WASHINGTON – (WMAL) In a bold vision that would shake up the region’s transportation scene, D.C. Councilmember David Grosso is proposing the District take over operations of Metrobuses that run only within D.C., and to increase funding in order to eliminate fares.
“Instead of paying WMATA to operate these routes for our residents, let’s do it ourselves. We can task DDOT with running or contracting out the service, as we do with the Circulator. We could even brand them with the Circulator’s now-ubiquitous red and black,” Grosso writes on the urban planning website Greater Greater Washington. “Let’s take those millions of dollars we pay annually to WMATA, invest additional funds, and provide the type of transportation system that residents can rely on, one that is an attractive alternative to Metrorail.”

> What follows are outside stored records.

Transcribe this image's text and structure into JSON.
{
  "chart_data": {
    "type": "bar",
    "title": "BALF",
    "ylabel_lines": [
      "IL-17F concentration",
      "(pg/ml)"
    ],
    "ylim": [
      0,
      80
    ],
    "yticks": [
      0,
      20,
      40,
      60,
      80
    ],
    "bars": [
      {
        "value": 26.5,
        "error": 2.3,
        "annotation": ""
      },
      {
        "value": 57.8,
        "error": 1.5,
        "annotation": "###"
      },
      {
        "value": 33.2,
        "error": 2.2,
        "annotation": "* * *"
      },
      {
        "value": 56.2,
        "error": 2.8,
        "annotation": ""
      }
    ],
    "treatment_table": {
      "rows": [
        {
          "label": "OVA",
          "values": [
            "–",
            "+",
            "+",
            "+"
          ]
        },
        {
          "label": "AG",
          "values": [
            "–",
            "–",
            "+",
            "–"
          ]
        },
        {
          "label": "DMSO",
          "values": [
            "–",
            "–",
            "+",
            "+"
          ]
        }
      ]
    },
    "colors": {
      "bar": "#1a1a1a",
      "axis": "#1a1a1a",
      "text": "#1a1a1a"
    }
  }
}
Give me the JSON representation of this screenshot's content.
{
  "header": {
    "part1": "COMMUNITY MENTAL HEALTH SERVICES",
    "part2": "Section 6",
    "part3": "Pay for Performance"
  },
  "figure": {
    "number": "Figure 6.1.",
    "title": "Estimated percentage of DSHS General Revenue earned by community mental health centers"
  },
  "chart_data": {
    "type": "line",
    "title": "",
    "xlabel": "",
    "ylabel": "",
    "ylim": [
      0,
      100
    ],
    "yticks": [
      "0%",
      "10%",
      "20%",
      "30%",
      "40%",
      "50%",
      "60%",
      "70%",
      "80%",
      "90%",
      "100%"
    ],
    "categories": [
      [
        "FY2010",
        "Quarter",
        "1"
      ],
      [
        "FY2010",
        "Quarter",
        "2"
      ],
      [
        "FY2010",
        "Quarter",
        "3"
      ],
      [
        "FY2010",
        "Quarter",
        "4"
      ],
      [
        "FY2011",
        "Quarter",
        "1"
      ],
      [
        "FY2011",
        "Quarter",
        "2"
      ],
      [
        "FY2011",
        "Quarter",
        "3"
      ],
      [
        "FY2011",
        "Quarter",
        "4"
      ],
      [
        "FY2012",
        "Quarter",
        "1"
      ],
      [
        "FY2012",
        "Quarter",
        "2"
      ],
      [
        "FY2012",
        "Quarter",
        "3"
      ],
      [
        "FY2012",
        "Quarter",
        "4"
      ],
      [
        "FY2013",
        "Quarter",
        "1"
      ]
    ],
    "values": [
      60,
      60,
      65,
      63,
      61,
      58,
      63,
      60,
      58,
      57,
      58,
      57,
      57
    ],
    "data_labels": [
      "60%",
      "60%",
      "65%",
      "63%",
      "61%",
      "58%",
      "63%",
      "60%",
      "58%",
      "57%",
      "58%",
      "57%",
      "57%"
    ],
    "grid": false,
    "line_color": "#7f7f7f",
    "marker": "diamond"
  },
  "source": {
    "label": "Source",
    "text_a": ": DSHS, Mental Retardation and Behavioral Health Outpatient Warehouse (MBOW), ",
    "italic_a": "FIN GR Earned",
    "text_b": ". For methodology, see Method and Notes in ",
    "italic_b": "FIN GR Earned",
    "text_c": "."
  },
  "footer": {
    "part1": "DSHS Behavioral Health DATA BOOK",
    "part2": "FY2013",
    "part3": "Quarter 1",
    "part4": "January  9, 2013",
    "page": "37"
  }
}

Grosso says it would give WMATA one less thing to worry about as they work to fix the rail side of operations, and would allow for additional investment that Maryland and Virginia may balk at otherwise. In making the buses free to ride, Grosso says it would also increase ridership, reduce the strain on Metrorail, speed up the boarding process, and reduce confrontations between drivers and passengers.
“To be clear, the city would not turn a profit under this scheme; we never have from our public transportation (or roads and highway projects for that matter),” Grosso writes. “But that’s not the point. What we’d get is something much greater.”
Some worry the proposal could further solidify philosophical differences between Maryland, the District, and Virginia.
“I’ve got mixed feelings,” Coalition for Smarter Growth Executive Director Stewart Schwartz tells WMAL. “There could be negative consequences in further fragmenting our regional bus networks. I worry it could distract from the regional conversation and regional commitment we need to have for the funding Metro needs.”
D.C. has been a leading advocate in increasing funding for Metro. Mayor Muriel Bowser has publicly called for the establishment of a new tax region-wide to serve as a dedicated funding source for Metro. The Governors of Maryland and Virginia have advocated for a more cautious approach, waiting to see if Metro can improve its operations and finances first before committing to more money.
Schwartz says the region’s ability to compete on a global level hinges on cooperation across borders around D.C.
“The more we can keep ourselves tied together through our transit system, and even other utility systems, and the more we can work together through regional bodies, the better for our region’s economic competitiveness.”